Capítulo 95


Múnich, 29 de julio de 1914

Hércules y Lincoln no durmieron nada aquella noche. Leyeron durante horas el diario de Adolf Hitler, buscando una pista que les llevara hasta su paradero actual. La vida en Viena de Hitler había sido dura. Un joven pretencioso de provincias, con aires de grandeza y con la obsesión de convertirse en pintor o arquitecto, no había tardado mucho en estrellarse contra la terrible realidad de las inhumanas calles de la capital de Austria.

Hércules y Lincoln leyeron con atención las desventuras de aquel joven soñador en Viena. Después de dejar la habitación que compartía con su amigo Kubizek en el verano de 1909, tuvo que dormir en los bancos de los parques de la ciudad durante varias noches. Unos días después consiguió una cama en un albergue al lado de la estación de Meidling. Al terminar el año, un andrajoso Hitler logró una plaza en la residencia de varones en la calle Meldemann.
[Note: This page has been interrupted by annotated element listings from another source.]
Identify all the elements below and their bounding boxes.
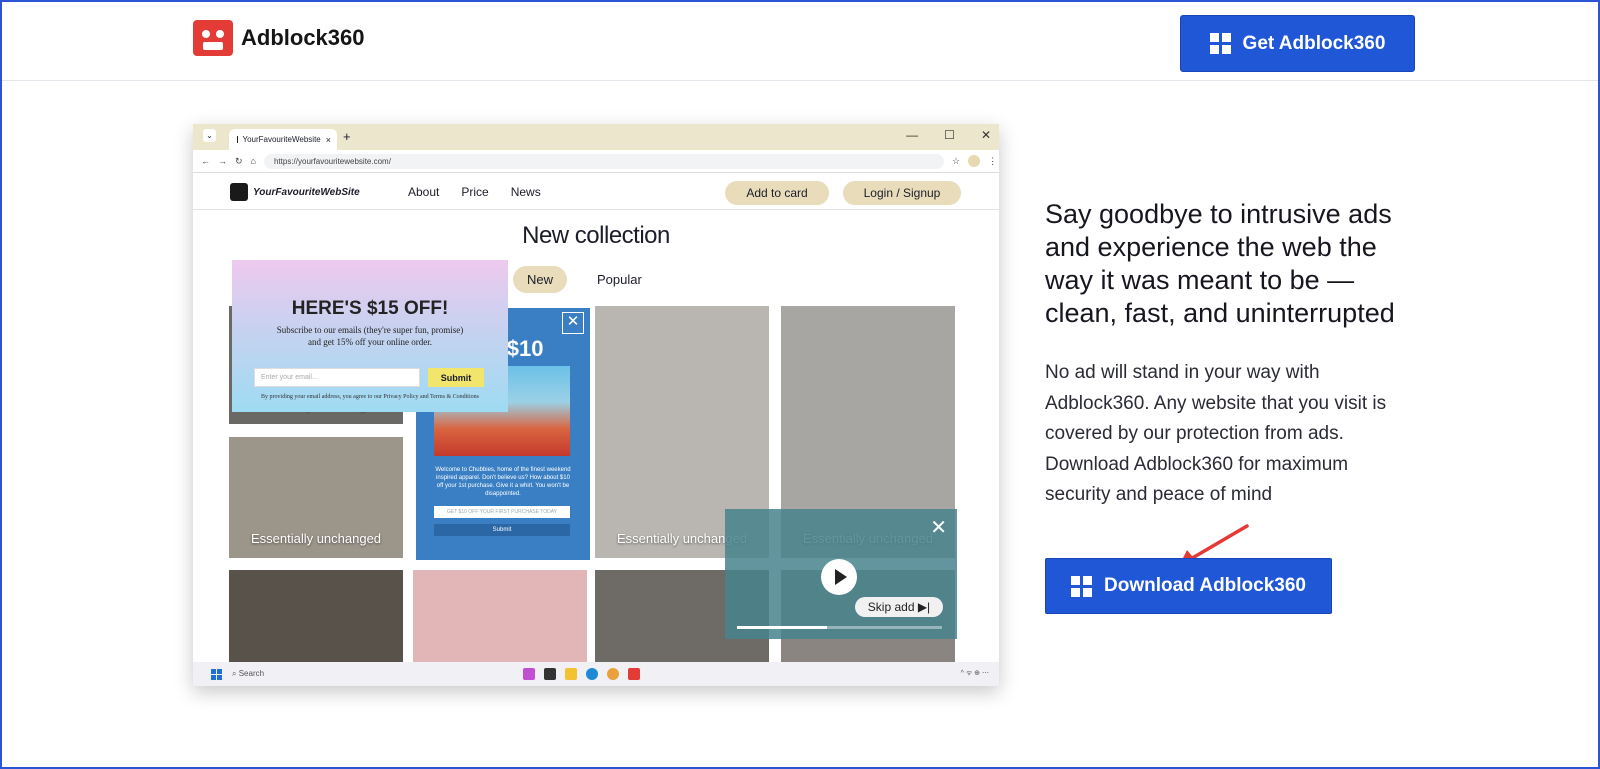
play-icon (821, 559, 857, 595)
mock-nav-price: Price (461, 185, 489, 199)
close-window-icon: ✕ (980, 128, 991, 142)
discount-popup-text-2: and get 15% off your online order. (307, 337, 433, 347)
popup-ad-close-icon: ✕ (562, 312, 584, 334)
file-explorer-icon (565, 668, 577, 680)
mock-product-tile (413, 570, 587, 662)
download-adblock-button[interactable]: Download Adblock360 (1045, 558, 1332, 614)
star-icon: ☆ (951, 155, 961, 166)
windows-icon (1071, 575, 1092, 597)
forward-icon: → (218, 156, 227, 166)
mock-site-nav: YourFavouriteWebSite About Price News Ad… (193, 173, 999, 210)
discount-popup-text-1: Subscribe to our emails (they're super f… (276, 325, 464, 335)
reload-icon: ↻ (235, 155, 243, 166)
mock-site-logo: YourFavouriteWebSite (230, 183, 360, 201)
mock-taskbar: ⌕ Search ^ ᯤ ⊕ ⋯ (193, 662, 999, 686)
mock-add-to-card: Add to card (725, 181, 829, 205)
hero-description: No ad will stand in your way with Adbloc… (1045, 362, 1387, 505)
mock-tab-bar: ⌄ YourFavouriteWebsite × + — ☐ ✕ (193, 124, 999, 150)
edge-icon (586, 668, 598, 680)
mock-discount-popup: HERE'S $15 OFF! Subscribe to our emails … (232, 260, 508, 412)
video-progress-bar (737, 626, 942, 629)
system-tray: ^ ᯤ ⊕ ⋯ (960, 670, 989, 677)
browser-mockup-image: ⌄ YourFavouriteWebsite × + — ☐ ✕ ← → ↻ ⌂… (193, 124, 999, 686)
get-adblock-button[interactable]: Get Adblock360 (1180, 15, 1415, 72)
kebab-menu-icon: ⋮ (988, 155, 998, 166)
task-view-icon (544, 668, 556, 680)
taskbar-search: ⌕ Search (232, 669, 265, 678)
mock-filter-new: New (513, 266, 568, 293)
tab-close-icon: × (325, 134, 331, 145)
copilot-icon (523, 668, 535, 680)
site-logo-icon (230, 183, 248, 201)
popup-ad-field: GET $10 OFF YOUR FIRST PURCHASE TODAY (434, 506, 570, 518)
mock-collection-title: New collection (522, 222, 670, 249)
new-tab-icon: + (343, 129, 351, 144)
discount-submit-button: Submit (428, 368, 484, 387)
video-ad-close-icon: ✕ (930, 517, 947, 539)
skip-ad-button: Skip add ▶| (855, 597, 943, 617)
mock-tab-title: YourFavouriteWebsite (242, 135, 321, 144)
profile-avatar (968, 155, 981, 167)
brand-name: Adblock360 (241, 25, 365, 50)
maximize-icon: ☐ (944, 128, 955, 142)
mock-product-tile (229, 570, 403, 662)
mock-product-tile: Essentially unchanged (229, 437, 403, 558)
popup-ad-body: Welcome to Chubbies, home of the finest … (435, 467, 571, 497)
home-icon: ⌂ (250, 156, 256, 166)
tab-menu-icon: ⌄ (203, 129, 216, 142)
mock-nav-about: About (408, 185, 440, 199)
adblock-logo-icon (193, 20, 233, 56)
mock-video-ad: ✕ Skip add ▶| (725, 509, 957, 639)
windows-icon (1209, 33, 1231, 54)
discount-popup-note: By providing your email address, you agr… (261, 394, 479, 400)
mock-url-field: https://yourfavouritewebsite.com/ (263, 153, 944, 169)
popup-ad-submit: Submit (434, 524, 570, 536)
mock-address-bar: ← → ↻ ⌂ https://yourfavouritewebsite.com… (193, 150, 999, 173)
discount-email-input: Enter your email... (254, 368, 420, 387)
discount-popup-title: HERE'S $15 OFF! (291, 298, 449, 319)
mock-filter-popular: Popular (597, 272, 642, 287)
adblock-taskbar-icon (628, 668, 640, 680)
mock-login: Login / Signup (843, 181, 961, 205)
get-adblock-label: Get Adblock360 (1242, 32, 1386, 54)
download-adblock-label: Download Adblock360 (1104, 575, 1306, 596)
chrome-icon (607, 668, 619, 680)
hero-headline: Say goodbye to intrusive ads and experie… (1045, 199, 1395, 328)
discount-popup-form: Enter your email... Submit (254, 368, 484, 387)
top-nav: Adblock360 Get Adblock360 (2, 2, 1598, 81)
mock-site-links: About Price News (408, 185, 541, 199)
minimize-icon: — (906, 128, 919, 142)
window-controls: — ☐ ✕ (906, 128, 991, 142)
mock-tab: YourFavouriteWebsite × (229, 129, 337, 150)
mock-filters: New Popular (513, 266, 642, 293)
taskbar-apps (523, 668, 640, 680)
mock-nav-news: News (510, 185, 541, 199)
back-icon: ← (201, 156, 210, 166)
windows-start-icon (211, 668, 222, 680)
brand-logo[interactable]: Adblock360 (193, 20, 365, 56)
Al parecer su único amigo y compañero en aquellos días fue un bohemio llamado Reinhold Hanisch, que tras conocer la habilidad de Hitler para pintar le había propuesto comprar el material necesario y vender paisajes de la ciudad a los numerosos visitantes de la Viena imperial.

Las anotaciones del libro eran discontinuas y caóticas. A veces, Hitler escribía las impresiones sobre la lectura de un libro, después pasaba semanas, e incluso meses sin ninguna anotación nueva. Una de las cosas que les llamó la atención fue la importancia que el joven Hitler le había dado a una película que ellos no habían visto. Al parecer se titulaba El túnel y trataba sobre los problemas sociales y la lucha de clases. El joven austríaco no se quedó impresionado por las referencias revolucionarias ni por las injusticias sociales que denunciaba la película, pero le impactó enormemente la escena en la que un líder obrero levantaba a las masas contra los industriales. En su agenda escribió una larga diatriba sobre el poder de la palabra y la docilidad de las masas.

En muchas anotaciones Hitler escribía sobre su desprecio hacia los obreros, a los que consideraba inferiores y en otras expresaba su antipatía por los universitarios y los nobles. Hércules y Lincoln descubrieron en aquellas páginas a un hombre carcomido por el odio y el resentimiento. Frustrado en sus sueños de grandeza y confundido por una vida que le negaba todo lo que había tenido en la infancia: una vida segura y cómoda.

En las últimas páginas comentaba su descubrimiento de la revista Ostara. Su primera visita a la librería de Ernst Pretzsche y su introducción en el Círculo Ario, que desde el primer momento le ayudó económicamente, y lo que era más importante, le dio un objetivo por el que vivir.

Las descripciones de las reuniones del Círculo Ario eran espeluznantes: ritos satánicos, sesiones de espiritismo, fiestas orgiásticas en honor a divinidades germánicas. Hitler describía todo aquello con gran lujo de detalles y mostraba las impresiones de un joven de veinte años, un provinciano mojigato, sorprendido por la sensualidad y efectismo del grupo liderado por von List.

Afortunadamente sus últimos comentarios hablaban de su primer viaje a Múnich y les daba el nombre que necesitaban. El archiconocido polemista von Liebenfelds, según decía el diario, era el líder del Círculo Ario en Múnich. Si alguien conocía el paradero de Adolf Hitler en la ciudad, sin duda era el misterioso von Liebenfelds.